Saturday, May 12, 2007
Mixed feelings. Yes, i repeat mixed feelings. Just as the tittle above, I'm feeling it. Why? To be honest I really don't have the answer to that. Right now as I'm sitting here alone at home in Malacca in this hot weather, I'm dreading for the time to past coz I'll be leaving back for Singapore in a matter of hours time.
It has been 7 months now, going on to 8 but somehow or rather where I'm staying in Singapore can never replace my home here back in Malacca. Some of my colleagues wonder how I do it, just like for the sake of being home for a matter of hours I would still travel back? Go back to Malacca one day, come back the next day?
If you ask any sane person, he or she would tell you at least try to get 2 or 3 days off instead of one.

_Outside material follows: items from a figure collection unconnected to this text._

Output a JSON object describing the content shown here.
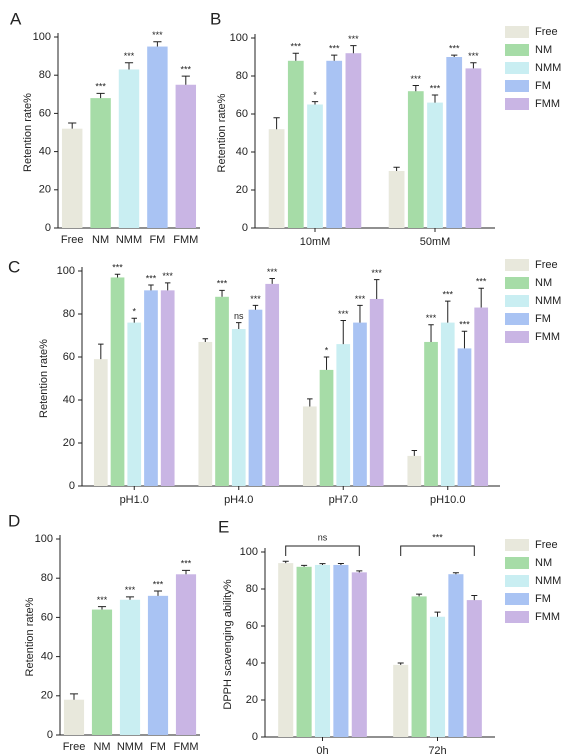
{
  "chart_data": [
    {
      "type": "bar",
      "panel": "A",
      "y_label": "Retention rate%",
      "categories": [
        "Free",
        "NM",
        "NMM",
        "FM",
        "FMM"
      ],
      "values": [
        52,
        68,
        83,
        95,
        75
      ],
      "errors": [
        3,
        2.5,
        3.5,
        2.5,
        4.5
      ],
      "significance": [
        null,
        "***",
        "***",
        "***",
        "***"
      ],
      "colors": [
        "#e8e8dc",
        "#a6dca7",
        "#c9eef2",
        "#a9c3f3",
        "#c9b5e4"
      ],
      "ylim": [
        0,
        100
      ],
      "yticks": [
        0,
        20,
        40,
        60,
        80,
        100
      ]
    },
    {
      "type": "grouped_bar",
      "panel": "B",
      "y_label": "Retention rate%",
      "categories": [
        "10mM",
        "50mM"
      ],
      "series": [
        {
          "name": "Free",
          "color": "#e8e8dc",
          "values": [
            52,
            30
          ],
          "errors": [
            6,
            2
          ],
          "significance": [
            null,
            null
          ]
        },
        {
          "name": "NM",
          "color": "#a6dca7",
          "values": [
            88,
            72
          ],
          "errors": [
            4,
            3
          ],
          "significance": [
            "***",
            "***"
          ]
        },
        {
          "name": "NMM",
          "color": "#c9eef2",
          "values": [
            65,
            66
          ],
          "errors": [
            1.5,
            4
          ],
          "significance": [
            "*",
            "***"
          ]
        },
        {
          "name": "FM",
          "color": "#a9c3f3",
          "values": [
            88,
            90
          ],
          "errors": [
            3,
            1
          ],
          "significance": [
            "***",
            "***"
          ]
        },
        {
          "name": "FMM",
          "color": "#c9b5e4",
          "values": [
            92,
            84
          ],
          "errors": [
            4,
            3
          ],
          "significance": [
            "***",
            "***"
          ]
        }
      ],
      "ylim": [
        0,
        100
      ],
      "yticks": [
        0,
        20,
        40,
        60,
        80,
        100
      ]
    },
    {
      "type": "grouped_bar",
      "panel": "C",
      "y_label": "Retention rate%",
      "categories": [
        "pH1.0",
        "pH4.0",
        "pH7.0",
        "pH10.0"
      ],
      "series": [
        {
          "name": "Free",
          "color": "#e8e8dc",
          "values": [
            59,
            67,
            37,
            14
          ],
          "errors": [
            7,
            1.5,
            3.5,
            2.5
          ],
          "significance": [
            null,
            null,
            null,
            null
          ]
        },
        {
          "name": "NM",
          "color": "#a6dca7",
          "values": [
            97,
            88,
            54,
            67
          ],
          "errors": [
            1.5,
            3,
            6,
            8
          ],
          "significance": [
            "***",
            "***",
            "*",
            "***"
          ]
        },
        {
          "name": "NMM",
          "color": "#c9eef2",
          "values": [
            76,
            73,
            66,
            76
          ],
          "errors": [
            2,
            3,
            11,
            10
          ],
          "significance": [
            "*",
            "ns",
            "***",
            "***"
          ]
        },
        {
          "name": "FM",
          "color": "#a9c3f3",
          "values": [
            91,
            82,
            76,
            64
          ],
          "errors": [
            2.5,
            2,
            8,
            8
          ],
          "significance": [
            "***",
            "***",
            "***",
            "***"
          ]
        },
        {
          "name": "FMM",
          "color": "#c9b5e4",
          "values": [
            91,
            94,
            87,
            83
          ],
          "errors": [
            3.5,
            2.5,
            9,
            9
          ],
          "significance": [
            "***",
            "***",
            "***",
            "***"
          ]
        }
      ],
      "ylim": [
        0,
        100
      ],
      "yticks": [
        0,
        20,
        40,
        60,
        80,
        100
      ]
    },
    {
      "type": "bar",
      "panel": "D",
      "y_label": "Retention rate%",
      "categories": [
        "Free",
        "NM",
        "NMM",
        "FM",
        "FMM"
      ],
      "values": [
        18,
        64,
        69,
        71,
        82
      ],
      "errors": [
        3,
        1.5,
        1.5,
        2.5,
        2
      ],
      "significance": [
        null,
        "***",
        "***",
        "***",
        "***"
      ],
      "colors": [
        "#e8e8dc",
        "#a6dca7",
        "#c9eef2",
        "#a9c3f3",
        "#c9b5e4"
      ],
      "ylim": [
        0,
        100
      ],
      "yticks": [
        0,
        20,
        40,
        60,
        80,
        100
      ]
    },
    {
      "type": "grouped_bar",
      "panel": "E",
      "y_label": "DPPH scavenging ability%",
      "categories": [
        "0h",
        "72h"
      ],
      "series": [
        {
          "name": "Free",
          "color": "#e8e8dc",
          "values": [
            94,
            39
          ],
          "errors": [
            1,
            1
          ]
        },
        {
          "name": "NM",
          "color": "#a6dca7",
          "values": [
            92,
            76
          ],
          "errors": [
            0.8,
            1.2
          ]
        },
        {
          "name": "NMM",
          "color": "#c9eef2",
          "values": [
            93,
            65
          ],
          "errors": [
            0.7,
            2.5
          ]
        },
        {
          "name": "FM",
          "color": "#a9c3f3",
          "values": [
            93,
            88
          ],
          "errors": [
            0.8,
            0.8
          ]
        },
        {
          "name": "FMM",
          "color": "#c9b5e4",
          "values": [
            89,
            74
          ],
          "errors": [
            0.8,
            2.5
          ]
        }
      ],
      "bracket_labels": [
        "ns",
        "***"
      ],
      "ylim": [
        0,
        100
      ],
      "yticks": [
        0,
        20,
        40,
        60,
        80,
        100
      ]
    }
  ]
}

Don't get me wrong, it's not like I'm a homeboy or a cookoo guy. Singapore's alright. I did managed to find my feet back there a long time ago, though I admit the first few months still felt like shit. Coming into the country without knowing anybody or my way around. Now I've made many new friends, learn new traits and added character to my personality. But somehow or rather I still feel something missing. It makes you wonder whether is $$$ all worth it? Though it's important for survival and prosperity but somehow life means more than tat to me.
But all changed when I started going out with you. With all due respect to the previous ones, you really do stand out from the rest. It's not much of a difference compared to my previous relationship, long distant but I somehow or rather feel more relaxed in this relationship of ours. I like being in long, deep, meaningful relationships and want this to never end and being with you makes me feel that though the wait might be a little long but it'll all be worth it. (Just as long as it don't take forever la, luckily we have plans)
We have to be online most of the time just to talk and see each other. Here in Malacca doesn't feel right and I don't come online here much. Back in Singapore, it feels like home when I'm with you online. Perhaps thats the reason why I have mixed feelings. Anyway, it's not like we won't be able to meet each other ever again. We will. I give you my word.
Anyway I guess that's why I'm having mixed feelings. Either that or it's because I wanna go kagak again. You be the judge.